Compression-webpack-plugin is a valuable tool for web developers seeking to optimize website performance by pre-compressing assets. The latest version, 1.1.6, and its immediate predecessor, 1.1.5, share core functionalities, both designed to prepare compressed versions of assets for serving with Content-Encoding using webpack. Examining the metadata reveals subtle but potentially impactful changes between the two releases.
A key differentiator is the "releaseDate". Version 1.1.6 was published shortly after 1.1.5, suggesting a quick fix or minor update. Both versions share identical dependencies, including crucial packages like "async," "cacache," "find-cache-dir," "serialize-javascript," and "webpack-sources." Their devDependencies are identical, a suite of tools used for development, testing, and linting. This suggests the core build and test setup did not receive any updates between the releases.
The peerDependencies, specifying compatible webpack versions, remains "^2.0.0 || ^3.0.0" for both ensuring support for older webpack projects. Developers considering an upgrade should weigh the potential benefits of any bug fixes or minor improvements included in 1.1.6 against the comfort of a familiar and potentially stable 1.1.5 to balance risks. Given the close release dates, the modifications are likely minimal but worthwhile to investigate if encountering edge-case compression issues.
All the vulnerabilities related to the version 1.1.6 of the package
Regular Expression Denial of Service (ReDoS)
npm ssri 5.2.2-6.0.1 and 7.0.0-8.0.0, processes SRIs using a regular expression which is vulnerable to a denial of service.

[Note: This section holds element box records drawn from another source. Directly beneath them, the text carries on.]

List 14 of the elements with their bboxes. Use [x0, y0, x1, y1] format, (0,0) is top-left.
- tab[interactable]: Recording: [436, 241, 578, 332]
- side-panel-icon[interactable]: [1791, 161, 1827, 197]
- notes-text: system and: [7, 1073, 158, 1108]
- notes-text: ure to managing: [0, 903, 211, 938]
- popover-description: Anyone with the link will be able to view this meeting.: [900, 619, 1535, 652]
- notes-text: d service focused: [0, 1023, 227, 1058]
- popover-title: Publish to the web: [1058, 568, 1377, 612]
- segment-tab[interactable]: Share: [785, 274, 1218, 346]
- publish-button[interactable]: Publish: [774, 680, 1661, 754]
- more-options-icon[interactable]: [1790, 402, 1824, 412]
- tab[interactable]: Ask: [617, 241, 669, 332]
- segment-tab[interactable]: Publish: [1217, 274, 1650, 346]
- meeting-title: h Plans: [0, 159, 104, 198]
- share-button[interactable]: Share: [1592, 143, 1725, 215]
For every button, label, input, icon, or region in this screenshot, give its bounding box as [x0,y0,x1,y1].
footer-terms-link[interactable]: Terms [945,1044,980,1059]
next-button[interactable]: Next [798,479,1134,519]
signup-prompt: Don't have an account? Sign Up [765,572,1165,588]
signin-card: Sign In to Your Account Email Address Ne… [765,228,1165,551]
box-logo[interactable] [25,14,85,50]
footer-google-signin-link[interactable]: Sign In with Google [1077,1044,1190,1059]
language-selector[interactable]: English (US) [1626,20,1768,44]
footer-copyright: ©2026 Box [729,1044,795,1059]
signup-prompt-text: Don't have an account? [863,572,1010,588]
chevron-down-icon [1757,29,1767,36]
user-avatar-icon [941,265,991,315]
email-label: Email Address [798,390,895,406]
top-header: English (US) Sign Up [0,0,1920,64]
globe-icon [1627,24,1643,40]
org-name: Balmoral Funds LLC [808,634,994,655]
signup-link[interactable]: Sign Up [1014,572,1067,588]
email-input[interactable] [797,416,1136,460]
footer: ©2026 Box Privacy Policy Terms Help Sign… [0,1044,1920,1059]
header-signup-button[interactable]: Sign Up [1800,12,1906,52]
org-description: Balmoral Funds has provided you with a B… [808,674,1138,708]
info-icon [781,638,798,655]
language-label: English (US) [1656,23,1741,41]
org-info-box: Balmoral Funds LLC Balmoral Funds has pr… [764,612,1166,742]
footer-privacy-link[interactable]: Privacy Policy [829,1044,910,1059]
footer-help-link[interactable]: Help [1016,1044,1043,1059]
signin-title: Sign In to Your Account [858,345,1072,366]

Malicious SRIs could take an extremely long time to process, leading to denial of service. This issue only affects consumers using the strict option.
Cross-Site Scripting in serialize-javascript
Versions of serialize-javascript prior to 2.1.1 are vulnerable to Cross-Site Scripting (XSS). The package fails to sanitize serialized regular expressions. This vulnerability does not affect Node.js applications.
Upgrade to version 2.1.1 or later.
Insecure serialization leading to RCE in serialize-javascript
serialize-javascript prior to 3.1.0 allows remote attackers to inject arbitrary code via the function "deleteFunctions" within "index.js".
An object such as {"foo": /1"/, "bar": "a\"@__R-<UID>-0__@"} was serialized as {"foo": /1"/, "bar": "a\/1"/}, which allows an attacker to escape the bar key. This requires the attacker to control the values of both foo and bar and guess the value of <UID>. The UID has a keyspace of approximately 4 billion making it a realistic network attack.